Thought of the Day - January 10 2022 - The Origin of Omicron
- Cliff Fraser
- Jan 10, 2022
- 2 min read
Updated: Jan 13, 2022
Today's topic comes from Dr. John Campbell, whose channel I have been watching since before the WHO declared the pandemic ( /covid-19/Things I Follow ). He has provided insight into many aspects of the pandemic. This one I have only seen reported by Dr. Campbell - so far. He digested a peer-reviewed paper concerning the potential origin for the Omicron variant. I found it interesting, so here is a summary.
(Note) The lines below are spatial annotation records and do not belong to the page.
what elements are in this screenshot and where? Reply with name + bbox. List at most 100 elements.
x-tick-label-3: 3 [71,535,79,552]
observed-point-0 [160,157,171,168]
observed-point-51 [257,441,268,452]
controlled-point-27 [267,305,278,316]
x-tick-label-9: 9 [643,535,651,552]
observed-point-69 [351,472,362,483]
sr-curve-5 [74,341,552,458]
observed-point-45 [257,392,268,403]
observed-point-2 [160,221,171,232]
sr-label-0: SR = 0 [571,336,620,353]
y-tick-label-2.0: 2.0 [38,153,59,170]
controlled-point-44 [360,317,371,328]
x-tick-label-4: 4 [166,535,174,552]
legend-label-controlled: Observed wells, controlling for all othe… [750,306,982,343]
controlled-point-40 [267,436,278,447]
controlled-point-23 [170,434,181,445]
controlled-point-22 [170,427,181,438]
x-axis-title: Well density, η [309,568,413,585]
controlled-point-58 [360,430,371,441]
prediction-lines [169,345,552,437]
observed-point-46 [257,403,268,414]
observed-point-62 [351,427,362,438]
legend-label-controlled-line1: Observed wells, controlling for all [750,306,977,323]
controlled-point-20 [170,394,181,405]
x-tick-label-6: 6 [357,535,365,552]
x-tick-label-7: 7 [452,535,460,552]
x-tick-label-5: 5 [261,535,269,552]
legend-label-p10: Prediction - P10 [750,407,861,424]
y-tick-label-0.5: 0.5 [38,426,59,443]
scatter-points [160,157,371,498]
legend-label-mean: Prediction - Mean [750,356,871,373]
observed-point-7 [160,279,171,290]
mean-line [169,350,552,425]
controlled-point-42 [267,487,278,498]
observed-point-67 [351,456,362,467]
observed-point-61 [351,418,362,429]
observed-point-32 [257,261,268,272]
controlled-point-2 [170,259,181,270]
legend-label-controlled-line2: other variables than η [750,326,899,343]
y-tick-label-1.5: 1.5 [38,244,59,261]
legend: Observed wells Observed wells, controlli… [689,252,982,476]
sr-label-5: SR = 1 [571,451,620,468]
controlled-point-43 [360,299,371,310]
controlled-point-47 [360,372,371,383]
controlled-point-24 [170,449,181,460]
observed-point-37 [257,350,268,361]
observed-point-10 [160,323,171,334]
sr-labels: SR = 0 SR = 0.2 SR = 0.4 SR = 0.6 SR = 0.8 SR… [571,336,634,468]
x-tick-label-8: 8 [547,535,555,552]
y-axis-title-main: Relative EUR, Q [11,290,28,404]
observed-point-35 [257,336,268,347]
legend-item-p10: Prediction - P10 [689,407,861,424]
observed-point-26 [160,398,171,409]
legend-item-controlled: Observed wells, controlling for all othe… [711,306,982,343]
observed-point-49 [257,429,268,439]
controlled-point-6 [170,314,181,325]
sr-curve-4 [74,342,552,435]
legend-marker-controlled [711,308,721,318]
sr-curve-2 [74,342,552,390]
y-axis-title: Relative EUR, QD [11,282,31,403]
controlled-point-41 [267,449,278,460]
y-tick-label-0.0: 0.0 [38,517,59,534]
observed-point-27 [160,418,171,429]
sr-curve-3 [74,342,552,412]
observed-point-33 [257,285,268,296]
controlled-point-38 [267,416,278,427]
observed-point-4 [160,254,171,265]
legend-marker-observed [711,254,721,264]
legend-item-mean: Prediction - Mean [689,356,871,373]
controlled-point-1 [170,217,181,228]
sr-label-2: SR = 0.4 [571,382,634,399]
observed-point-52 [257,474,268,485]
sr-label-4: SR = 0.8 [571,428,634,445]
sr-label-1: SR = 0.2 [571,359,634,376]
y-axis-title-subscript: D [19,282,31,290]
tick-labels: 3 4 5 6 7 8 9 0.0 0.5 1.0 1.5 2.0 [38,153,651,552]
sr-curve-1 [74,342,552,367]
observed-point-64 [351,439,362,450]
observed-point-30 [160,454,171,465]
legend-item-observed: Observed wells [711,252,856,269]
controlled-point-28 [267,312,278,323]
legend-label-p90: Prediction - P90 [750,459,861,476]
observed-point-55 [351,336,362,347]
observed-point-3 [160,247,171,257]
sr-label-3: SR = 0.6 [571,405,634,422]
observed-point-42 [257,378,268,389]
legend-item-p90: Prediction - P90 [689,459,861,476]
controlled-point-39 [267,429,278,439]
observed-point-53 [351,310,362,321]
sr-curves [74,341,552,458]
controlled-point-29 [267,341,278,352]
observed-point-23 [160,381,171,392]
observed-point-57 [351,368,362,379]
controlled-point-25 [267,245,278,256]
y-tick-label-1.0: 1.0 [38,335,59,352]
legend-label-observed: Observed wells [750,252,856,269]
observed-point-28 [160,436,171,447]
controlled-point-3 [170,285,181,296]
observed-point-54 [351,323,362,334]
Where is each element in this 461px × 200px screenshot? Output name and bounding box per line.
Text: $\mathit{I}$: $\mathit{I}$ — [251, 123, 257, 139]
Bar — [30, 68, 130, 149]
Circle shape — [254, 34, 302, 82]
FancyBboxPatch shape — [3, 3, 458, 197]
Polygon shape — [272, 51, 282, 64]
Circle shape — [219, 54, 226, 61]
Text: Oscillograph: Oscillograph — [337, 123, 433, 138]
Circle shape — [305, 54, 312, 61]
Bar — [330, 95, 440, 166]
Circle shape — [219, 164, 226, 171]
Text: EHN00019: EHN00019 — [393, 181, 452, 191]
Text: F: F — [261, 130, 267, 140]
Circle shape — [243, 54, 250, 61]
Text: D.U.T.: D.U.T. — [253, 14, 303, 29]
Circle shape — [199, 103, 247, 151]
As you may already know the Omicron variant is significantly different from other variants. Due to its genomic makeup, we are seeing different effects, higher transmissibility and lower pathogenicity, in humans.
Omicron is much more closely related to the original B.1.1 strain (the one that WHO has no name for) than the Alpha, Beta or Delta variants that we have been experiencing over the past year. That said, Omicron does have a significant number of mutations, particularly in the spike protein, when compared to the original. These two features are quite surprising and lead the authors of the paper to an even more surprising conclusion. They believe that this strain has developed in mice rather than in humans.
This hypothesis explains the link back to the original, and the specific mutations seen; it seems that the mutations in the spike protein have a close affinity to ACE2 receptors in mice. Moreover, this would explain the number of mutations and why they do not follow on from common human variants.

So what is being said here is that mankind has either gotten very lucky (lucky that SARS-CoV-2 jumped, probably from humans, into mice, mutated there, at some point in 2021 jumped back into humans), or that a great deal of additional G-O-F development has been conducted (oh no, not another conspiracy theory ( Thought of the Day - November 1 2021 - The Smoking Gun )).
Omicron is out-competing the other human-based strains, with far less collateral damage. John Campbell uses the word "humbled" to describe how lucky we were.